Being Teased By Peers Has A Major Impact On Girls' Body Satisfaction
SAN FRANCISCO - New research suggests that girls as young as ten years old who are teased or socially victimized by peers relate such experiences to their own body image. This finding, based on an examination of the relationship between teasing and body image satisfaction in sixth grade girls, indicates that worries about body image develop in girls at an age younger than detected in previous research.

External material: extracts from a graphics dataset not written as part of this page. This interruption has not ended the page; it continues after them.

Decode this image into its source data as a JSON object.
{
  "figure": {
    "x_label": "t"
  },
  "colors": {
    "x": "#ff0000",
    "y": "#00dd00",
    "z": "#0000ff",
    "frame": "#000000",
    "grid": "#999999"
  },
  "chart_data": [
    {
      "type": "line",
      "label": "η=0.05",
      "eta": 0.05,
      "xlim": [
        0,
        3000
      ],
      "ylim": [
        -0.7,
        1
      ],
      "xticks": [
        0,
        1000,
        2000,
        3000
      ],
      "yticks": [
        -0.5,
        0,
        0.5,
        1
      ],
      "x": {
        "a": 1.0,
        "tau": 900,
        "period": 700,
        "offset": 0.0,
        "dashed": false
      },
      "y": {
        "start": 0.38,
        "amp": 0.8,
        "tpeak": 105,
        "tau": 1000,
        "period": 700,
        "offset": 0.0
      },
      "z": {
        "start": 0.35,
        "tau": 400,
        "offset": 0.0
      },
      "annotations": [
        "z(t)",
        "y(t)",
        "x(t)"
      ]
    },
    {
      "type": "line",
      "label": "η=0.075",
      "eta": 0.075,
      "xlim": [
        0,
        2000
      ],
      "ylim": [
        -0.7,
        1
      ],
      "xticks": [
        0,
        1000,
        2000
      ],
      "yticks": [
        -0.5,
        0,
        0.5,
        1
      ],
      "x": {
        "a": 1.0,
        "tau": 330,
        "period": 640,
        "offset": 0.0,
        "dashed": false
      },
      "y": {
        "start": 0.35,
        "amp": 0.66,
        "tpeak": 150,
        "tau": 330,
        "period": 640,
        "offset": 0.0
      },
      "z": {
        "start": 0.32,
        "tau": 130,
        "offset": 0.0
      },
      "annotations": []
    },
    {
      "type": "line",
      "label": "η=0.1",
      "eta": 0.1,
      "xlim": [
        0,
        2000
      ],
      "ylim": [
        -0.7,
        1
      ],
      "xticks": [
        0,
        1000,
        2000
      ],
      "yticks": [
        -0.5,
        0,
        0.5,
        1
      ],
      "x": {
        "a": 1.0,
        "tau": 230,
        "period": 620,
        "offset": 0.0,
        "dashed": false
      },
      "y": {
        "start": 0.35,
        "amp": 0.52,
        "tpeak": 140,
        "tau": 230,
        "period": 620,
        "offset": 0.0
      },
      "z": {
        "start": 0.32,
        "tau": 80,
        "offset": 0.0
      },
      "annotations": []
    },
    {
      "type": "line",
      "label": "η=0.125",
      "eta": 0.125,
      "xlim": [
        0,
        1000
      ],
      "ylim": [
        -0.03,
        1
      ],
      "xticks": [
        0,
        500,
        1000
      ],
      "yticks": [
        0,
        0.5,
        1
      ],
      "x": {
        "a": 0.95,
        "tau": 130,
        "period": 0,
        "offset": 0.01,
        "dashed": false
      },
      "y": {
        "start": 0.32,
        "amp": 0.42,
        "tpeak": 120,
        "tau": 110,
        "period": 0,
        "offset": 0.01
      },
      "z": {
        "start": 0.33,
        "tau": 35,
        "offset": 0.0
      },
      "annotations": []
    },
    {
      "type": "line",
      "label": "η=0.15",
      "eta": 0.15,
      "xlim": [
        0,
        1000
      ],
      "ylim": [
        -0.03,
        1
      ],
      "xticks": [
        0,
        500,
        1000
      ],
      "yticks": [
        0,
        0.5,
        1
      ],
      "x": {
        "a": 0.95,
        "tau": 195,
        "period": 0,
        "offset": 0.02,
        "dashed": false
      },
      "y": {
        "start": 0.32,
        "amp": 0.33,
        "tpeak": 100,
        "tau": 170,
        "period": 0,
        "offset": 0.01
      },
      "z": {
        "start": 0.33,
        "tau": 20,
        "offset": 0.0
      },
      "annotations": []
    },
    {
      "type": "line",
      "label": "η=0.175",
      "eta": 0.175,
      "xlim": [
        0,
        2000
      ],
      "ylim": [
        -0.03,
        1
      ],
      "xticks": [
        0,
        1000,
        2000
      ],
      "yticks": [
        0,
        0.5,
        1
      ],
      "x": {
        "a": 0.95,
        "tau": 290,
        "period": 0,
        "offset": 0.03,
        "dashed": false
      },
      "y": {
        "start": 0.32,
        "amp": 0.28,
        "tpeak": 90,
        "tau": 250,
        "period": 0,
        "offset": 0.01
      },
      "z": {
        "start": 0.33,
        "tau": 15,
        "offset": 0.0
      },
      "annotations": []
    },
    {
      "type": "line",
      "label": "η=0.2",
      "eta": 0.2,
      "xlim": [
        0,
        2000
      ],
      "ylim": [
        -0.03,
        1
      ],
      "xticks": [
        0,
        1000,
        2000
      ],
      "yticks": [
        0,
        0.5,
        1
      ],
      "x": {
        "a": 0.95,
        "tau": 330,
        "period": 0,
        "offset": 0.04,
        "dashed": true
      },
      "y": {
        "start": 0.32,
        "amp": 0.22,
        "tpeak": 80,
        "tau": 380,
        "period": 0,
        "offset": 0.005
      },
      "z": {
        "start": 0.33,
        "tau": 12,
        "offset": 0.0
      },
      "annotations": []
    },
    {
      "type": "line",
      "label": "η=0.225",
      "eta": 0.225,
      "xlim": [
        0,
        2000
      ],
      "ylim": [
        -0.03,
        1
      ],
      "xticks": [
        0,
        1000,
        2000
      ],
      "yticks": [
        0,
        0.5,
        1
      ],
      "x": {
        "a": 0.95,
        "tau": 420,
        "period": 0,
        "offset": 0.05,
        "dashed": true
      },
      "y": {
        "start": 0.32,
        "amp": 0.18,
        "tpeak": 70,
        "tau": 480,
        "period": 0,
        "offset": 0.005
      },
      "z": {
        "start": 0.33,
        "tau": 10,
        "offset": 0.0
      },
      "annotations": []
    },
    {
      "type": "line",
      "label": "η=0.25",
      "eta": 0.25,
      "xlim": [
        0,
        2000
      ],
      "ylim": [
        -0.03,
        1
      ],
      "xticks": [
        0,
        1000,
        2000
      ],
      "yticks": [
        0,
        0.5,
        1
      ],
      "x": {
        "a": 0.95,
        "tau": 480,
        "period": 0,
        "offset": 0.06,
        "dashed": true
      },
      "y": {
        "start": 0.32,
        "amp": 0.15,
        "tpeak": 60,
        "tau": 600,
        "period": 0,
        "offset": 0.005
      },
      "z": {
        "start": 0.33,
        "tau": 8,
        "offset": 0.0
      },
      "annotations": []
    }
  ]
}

This finding, which will be presented the 106th Annual Convention of the American Psychological Association (APA), August 14 - 18 in San Francisco, is based on research conducted by L. Kris Gowen, Ph.D., of the Stanford Center on Adolescence. Dr. Gowen found that girls who are socially victimized overtly (being hit by a peer), relationally (being isolated or neglected), or through a lack of prosocial treatment (not being the recipient of kind acts by peers) have lower body satisfaction, regardless of their actual weight and pubertal status. On the other hand, being the recipient of prosocial treatment was associated with higher body satisfaction. The age range of the 157 San Francisco Bay Area sixth graders was ten to thirteen years (mean age was 11.5), and the ethnic distribution was 33 percent Caucasian, 23 percent Hispanic, 16 percent Asian, 13 percent Pacific Islander, and 15 percent Other (which included African-American and Native American).
Dr. Gowen believes that this strong relationship between teasing and body image concerns among young adolescent girls is a developmental issue, since they are going through puberty, and a great deal of attention is focused on their bodies. "Ten to thirteen-year-old girls who are picked on may question what is wrong with themselves, and accordingly they tend to believe that if they were prettier or skinnier, their peers would not tease them," Dr. Gowen says.
Studies have shown that social victimization is related to loneliness, depression, social anxiety, and social avoidance among boys and girls, and teasing has been shown to cause anger and sadness. Dr. Gowen thus suggests that poor body image and low self-esteem are related to teasing in young girls. Since body image is such an important issue for young girls across all ethnicities, Dr. Gowen suggests that schools need to address this issue and foster dialogue among young adolescents about body image and the ill effects of teasing.
Presentation: "Social Victimization, Teasing, and Weight Concerns in Young Adolescents" by L. Kris Gowen, Ph.D., Stanford Center on Adolescence, Session 4151, 11:00 AM, August 17, 1998, Moscone Center - South Building, Room 222.